Late in the debate, Congressman James Madison offered a novel constitutional theory against the bank bill. Yes, there were implied powers, he conceded, but those could reach only minor matters and could not extend to “great, substantive, and independent” objects, no matter how useful to implementing the enumerated powers. Creating a national bank fell into this latter “great powers” category.

Madison’s argument was voted down by a two-thirds House majority. Congress passed the bank bill, and President George Washington signed it into law.

This victory for implied congressional powers was confirmed by the Supreme Court three decades later, when states’ rights advocates challenged the constitutionality of the Second Bank of the United States, chartered by Congress to succeed Hamilton’s bank in 1816—at the request of President James Madison. In the celebrated 1819 case of McCulloch v. Maryland, Marshall upheld the constitutionality of the second bank. Although the Constitution did not expressly authorize Congress to create banks, Marshall concluded that under the Necessary and Proper Clause, Congress may enact any legislation that is “conducive,” “convenient,” “useful,” or “plainly adapted” to implementing an enumerated power.

To take a modern example: Nothing in the Constitution expressly authorizes Congress to impose a military draft. But because that is a reasonable means to implement the express power “to raise and support armies,” military conscription has been recognized as an implied power.

In the 2012 Obamacare decision, Roberts could have joined the four liberals to uphold the individual mandate under the Commerce Clause power “to regulate commerce … among the several states.” Individuals who choose not to purchase health insurance may or may not be engaged in interstate commerce. But if an individual mandate to purchase health insurance is useful for effective regulation of the interstate health-care market, Congress has the implied power to enact it, according to Marshall’s theory in McCulloch.

Instead, Roberts joined the four conservative justices to define “commerce” as “economic activity,” and to conclude that the Commerce Clause does not permit Congress to regulate the “inactivity” of someone’s refusal to buy health insurance. Relying on Madison’s 1791 House speech, Roberts argued that regulating the “inactivity” of refusing to buy health insurance is “a great, substantive, and independent power” that cannot be implied, no matter how effective it might be in regulating the national health-care market.

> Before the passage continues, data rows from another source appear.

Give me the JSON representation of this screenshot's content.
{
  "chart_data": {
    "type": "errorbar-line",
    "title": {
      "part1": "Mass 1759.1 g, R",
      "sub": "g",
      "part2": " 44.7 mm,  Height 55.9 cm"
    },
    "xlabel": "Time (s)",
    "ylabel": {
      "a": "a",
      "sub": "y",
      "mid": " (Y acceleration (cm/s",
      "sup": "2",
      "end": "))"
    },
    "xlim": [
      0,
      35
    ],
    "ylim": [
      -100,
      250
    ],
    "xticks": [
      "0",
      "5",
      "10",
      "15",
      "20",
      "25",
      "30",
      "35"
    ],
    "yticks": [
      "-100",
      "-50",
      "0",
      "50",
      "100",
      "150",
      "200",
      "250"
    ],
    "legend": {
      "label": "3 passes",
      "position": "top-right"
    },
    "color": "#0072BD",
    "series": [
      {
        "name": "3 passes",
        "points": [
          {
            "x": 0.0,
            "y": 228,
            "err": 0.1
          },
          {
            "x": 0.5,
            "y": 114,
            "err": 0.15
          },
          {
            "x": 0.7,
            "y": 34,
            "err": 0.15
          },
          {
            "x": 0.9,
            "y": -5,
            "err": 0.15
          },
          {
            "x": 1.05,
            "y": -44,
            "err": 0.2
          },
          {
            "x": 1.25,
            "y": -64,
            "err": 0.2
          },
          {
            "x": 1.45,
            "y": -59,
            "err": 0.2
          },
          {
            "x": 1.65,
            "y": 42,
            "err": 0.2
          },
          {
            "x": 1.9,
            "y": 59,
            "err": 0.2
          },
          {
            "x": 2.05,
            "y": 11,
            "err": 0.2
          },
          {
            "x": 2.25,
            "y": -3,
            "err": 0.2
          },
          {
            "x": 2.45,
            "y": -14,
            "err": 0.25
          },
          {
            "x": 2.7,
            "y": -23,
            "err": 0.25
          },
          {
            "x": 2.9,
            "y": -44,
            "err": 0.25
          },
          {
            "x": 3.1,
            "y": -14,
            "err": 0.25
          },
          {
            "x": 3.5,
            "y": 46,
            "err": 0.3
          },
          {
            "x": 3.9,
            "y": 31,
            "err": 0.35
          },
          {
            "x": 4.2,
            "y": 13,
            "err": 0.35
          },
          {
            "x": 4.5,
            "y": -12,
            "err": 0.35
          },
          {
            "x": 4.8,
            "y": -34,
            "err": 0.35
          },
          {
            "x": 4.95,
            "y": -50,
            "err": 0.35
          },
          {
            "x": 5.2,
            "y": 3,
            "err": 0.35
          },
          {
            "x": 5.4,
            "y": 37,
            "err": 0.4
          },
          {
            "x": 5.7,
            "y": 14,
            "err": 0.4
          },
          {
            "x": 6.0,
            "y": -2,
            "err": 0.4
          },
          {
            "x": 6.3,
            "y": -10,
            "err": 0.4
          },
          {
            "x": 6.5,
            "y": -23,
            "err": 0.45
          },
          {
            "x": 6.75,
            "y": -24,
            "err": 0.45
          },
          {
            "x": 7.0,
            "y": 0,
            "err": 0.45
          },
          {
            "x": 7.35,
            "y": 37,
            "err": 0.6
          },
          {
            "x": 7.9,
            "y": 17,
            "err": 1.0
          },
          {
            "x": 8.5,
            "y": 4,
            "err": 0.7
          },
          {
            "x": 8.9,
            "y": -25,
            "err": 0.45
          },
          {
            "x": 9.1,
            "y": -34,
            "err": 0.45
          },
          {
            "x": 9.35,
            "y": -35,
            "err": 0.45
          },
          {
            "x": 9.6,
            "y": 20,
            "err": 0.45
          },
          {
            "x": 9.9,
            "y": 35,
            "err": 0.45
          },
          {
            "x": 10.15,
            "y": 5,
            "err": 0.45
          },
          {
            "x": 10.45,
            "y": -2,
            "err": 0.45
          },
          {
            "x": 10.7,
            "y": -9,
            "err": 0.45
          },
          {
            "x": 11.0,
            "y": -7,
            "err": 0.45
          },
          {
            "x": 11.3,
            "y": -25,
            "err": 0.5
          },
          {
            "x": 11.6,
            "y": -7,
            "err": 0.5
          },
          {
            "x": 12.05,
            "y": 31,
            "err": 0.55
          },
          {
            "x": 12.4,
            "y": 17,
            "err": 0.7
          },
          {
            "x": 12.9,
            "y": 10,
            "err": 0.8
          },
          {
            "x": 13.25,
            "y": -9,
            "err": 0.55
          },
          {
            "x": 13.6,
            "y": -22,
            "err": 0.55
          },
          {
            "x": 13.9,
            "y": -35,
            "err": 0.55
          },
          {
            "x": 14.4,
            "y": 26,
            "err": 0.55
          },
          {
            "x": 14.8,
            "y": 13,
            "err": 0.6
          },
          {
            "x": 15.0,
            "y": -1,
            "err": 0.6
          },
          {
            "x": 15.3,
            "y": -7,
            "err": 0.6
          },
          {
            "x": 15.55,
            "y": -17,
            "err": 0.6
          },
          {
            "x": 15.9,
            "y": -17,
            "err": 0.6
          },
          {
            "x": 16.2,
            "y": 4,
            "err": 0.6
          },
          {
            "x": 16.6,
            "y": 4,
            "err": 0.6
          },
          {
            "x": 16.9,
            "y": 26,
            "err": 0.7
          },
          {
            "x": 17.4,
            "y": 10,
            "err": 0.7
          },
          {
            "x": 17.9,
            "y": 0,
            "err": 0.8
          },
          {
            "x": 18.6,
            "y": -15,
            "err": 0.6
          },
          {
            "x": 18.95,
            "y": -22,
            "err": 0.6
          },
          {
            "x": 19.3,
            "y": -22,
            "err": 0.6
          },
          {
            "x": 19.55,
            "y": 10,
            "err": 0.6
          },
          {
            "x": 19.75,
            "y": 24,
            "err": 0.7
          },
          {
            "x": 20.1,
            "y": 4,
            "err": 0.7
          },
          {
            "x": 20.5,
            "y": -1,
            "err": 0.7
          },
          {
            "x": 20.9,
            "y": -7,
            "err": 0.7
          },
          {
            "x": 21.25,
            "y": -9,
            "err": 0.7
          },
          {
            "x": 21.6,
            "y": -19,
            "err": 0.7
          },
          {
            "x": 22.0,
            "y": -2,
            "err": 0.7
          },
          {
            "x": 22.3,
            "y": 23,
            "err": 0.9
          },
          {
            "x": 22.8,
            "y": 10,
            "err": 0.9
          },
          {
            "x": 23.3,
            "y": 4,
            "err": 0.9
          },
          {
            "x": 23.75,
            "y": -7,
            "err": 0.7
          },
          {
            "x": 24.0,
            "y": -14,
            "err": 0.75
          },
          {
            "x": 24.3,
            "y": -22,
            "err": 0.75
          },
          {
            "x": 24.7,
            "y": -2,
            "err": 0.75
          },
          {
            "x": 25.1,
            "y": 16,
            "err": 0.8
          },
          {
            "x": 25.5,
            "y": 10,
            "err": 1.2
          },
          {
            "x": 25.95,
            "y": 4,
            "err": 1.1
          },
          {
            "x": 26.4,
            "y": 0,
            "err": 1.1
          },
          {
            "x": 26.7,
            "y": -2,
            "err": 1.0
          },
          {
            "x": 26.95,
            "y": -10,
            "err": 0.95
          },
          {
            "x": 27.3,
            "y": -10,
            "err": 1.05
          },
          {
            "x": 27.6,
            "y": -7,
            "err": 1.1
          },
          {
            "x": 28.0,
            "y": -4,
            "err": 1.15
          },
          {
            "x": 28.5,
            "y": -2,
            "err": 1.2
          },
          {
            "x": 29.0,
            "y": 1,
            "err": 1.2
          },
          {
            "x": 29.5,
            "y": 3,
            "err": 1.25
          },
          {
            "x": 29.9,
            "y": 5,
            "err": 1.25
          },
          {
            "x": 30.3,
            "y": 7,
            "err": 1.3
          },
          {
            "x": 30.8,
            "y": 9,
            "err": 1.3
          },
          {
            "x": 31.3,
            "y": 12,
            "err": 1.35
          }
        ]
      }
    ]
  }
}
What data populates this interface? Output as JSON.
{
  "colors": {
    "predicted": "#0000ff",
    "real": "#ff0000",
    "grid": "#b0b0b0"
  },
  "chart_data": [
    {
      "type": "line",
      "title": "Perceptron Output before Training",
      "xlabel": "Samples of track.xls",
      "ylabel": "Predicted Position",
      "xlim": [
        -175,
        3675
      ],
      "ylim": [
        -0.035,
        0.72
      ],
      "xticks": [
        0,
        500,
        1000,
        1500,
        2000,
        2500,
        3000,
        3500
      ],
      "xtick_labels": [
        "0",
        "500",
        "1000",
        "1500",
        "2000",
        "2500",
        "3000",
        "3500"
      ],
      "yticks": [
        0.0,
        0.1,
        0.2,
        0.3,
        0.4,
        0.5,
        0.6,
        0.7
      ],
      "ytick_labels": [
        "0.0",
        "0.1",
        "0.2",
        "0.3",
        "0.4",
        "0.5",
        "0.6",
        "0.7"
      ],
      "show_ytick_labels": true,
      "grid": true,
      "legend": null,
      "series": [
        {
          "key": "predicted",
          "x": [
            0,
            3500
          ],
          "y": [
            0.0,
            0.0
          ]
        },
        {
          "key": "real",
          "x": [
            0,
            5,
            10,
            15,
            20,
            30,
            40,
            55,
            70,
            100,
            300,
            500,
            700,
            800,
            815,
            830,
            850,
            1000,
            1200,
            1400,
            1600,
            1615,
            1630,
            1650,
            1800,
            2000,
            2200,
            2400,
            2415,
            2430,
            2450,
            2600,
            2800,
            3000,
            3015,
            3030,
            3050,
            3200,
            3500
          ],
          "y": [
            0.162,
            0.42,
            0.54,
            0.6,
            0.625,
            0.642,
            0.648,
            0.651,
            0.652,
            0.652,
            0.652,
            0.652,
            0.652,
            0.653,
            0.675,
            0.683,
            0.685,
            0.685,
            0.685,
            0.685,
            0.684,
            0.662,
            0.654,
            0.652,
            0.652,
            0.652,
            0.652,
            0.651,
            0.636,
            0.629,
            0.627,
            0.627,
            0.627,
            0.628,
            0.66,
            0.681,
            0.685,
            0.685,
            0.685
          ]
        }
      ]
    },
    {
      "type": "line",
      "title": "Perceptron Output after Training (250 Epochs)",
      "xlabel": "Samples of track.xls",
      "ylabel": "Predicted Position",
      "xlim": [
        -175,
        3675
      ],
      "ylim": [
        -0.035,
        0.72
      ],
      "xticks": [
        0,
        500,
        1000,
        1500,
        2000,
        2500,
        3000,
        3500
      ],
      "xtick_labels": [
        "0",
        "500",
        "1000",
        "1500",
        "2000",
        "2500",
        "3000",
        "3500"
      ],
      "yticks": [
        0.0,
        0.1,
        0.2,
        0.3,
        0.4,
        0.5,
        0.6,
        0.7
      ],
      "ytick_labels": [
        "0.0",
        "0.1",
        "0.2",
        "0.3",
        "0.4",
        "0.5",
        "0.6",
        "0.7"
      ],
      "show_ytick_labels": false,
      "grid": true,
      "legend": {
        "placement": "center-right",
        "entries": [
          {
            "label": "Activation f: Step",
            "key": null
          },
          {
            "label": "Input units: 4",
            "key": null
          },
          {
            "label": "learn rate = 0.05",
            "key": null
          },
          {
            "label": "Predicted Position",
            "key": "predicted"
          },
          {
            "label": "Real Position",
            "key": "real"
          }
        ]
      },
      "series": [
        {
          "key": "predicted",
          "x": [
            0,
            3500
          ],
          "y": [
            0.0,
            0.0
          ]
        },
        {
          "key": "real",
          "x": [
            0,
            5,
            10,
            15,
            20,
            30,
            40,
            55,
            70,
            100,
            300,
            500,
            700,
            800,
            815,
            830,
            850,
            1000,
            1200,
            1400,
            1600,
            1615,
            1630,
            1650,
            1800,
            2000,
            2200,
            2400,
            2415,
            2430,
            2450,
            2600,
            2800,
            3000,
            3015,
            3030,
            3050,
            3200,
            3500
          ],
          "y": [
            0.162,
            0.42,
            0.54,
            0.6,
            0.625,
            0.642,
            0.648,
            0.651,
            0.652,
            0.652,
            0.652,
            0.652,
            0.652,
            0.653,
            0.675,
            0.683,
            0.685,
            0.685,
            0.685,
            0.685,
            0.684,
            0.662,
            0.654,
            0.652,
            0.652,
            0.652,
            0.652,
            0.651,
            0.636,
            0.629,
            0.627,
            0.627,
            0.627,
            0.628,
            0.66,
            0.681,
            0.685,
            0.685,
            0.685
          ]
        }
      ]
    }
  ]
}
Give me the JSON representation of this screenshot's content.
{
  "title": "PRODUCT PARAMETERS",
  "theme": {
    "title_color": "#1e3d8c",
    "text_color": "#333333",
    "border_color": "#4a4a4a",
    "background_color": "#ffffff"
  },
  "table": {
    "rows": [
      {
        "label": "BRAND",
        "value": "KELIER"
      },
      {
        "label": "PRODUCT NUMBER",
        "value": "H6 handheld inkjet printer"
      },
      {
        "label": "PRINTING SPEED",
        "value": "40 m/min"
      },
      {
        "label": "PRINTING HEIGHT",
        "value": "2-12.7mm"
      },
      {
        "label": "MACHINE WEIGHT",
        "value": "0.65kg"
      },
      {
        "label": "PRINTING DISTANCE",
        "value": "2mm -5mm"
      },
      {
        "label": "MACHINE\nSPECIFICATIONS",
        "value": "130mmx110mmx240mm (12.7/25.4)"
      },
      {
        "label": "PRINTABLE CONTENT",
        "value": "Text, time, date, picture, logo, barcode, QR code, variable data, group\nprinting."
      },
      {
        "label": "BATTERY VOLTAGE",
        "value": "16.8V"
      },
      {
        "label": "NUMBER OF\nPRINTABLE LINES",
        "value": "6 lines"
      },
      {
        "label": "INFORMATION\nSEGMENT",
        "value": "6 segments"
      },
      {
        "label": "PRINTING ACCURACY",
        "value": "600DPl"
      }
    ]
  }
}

Yet in McCulloch, Marshall had rejected this very contention. Marshall stated that no exercise of power could be deemed “great, substantive, and independent” if it was being used as a means to an end that falls within the enumerated powers. The individual mandate’s requirement to join the health-insurance pool is no end in itself, but rather a means to the plainly constitutional end of regulating the interstate market in health care.

Roberts should have known better than to treat Madison’s every utterance as an authoritative constitutional interpretation. Undoubtedly, Madison was a great statesman, but he was also a politician perfectly willing to shed principles for expediency. After staunchly advocating for strong federal powers at the Constitutional Convention and in The Federalist Papers, Madison became a states’ rights congressman.  And after opposing the first bank in Congress in 1791, Madison advocated for the second bank as president in 1816.

Besides, Madison’s half-baked argument against implied powers never got off the ground. It was rejected by Congress and President Washington in 1791, and by the Supreme Court in 1819. Before Roberts resurrected it in 2012, it had not entered American constitutional jurisprudence. And for good reason: It doesn’t work. The bank, the military draft, and countless other federal laws belie the notion that the Constitution prohibits implied “great” powers. And if the draft can be implied, surely the individual mandate can be, too.

The Texas decision can easily be overturned, and Obamacare upheld, without Roberts revisiting his ill-fated choice of Madison over Marshall. But the Texas case highlights just why he should have sided with the long-standing precedent set by the Great Chief Justice, not the twice-rejected, eccentric argument of a flip-flopping congressman.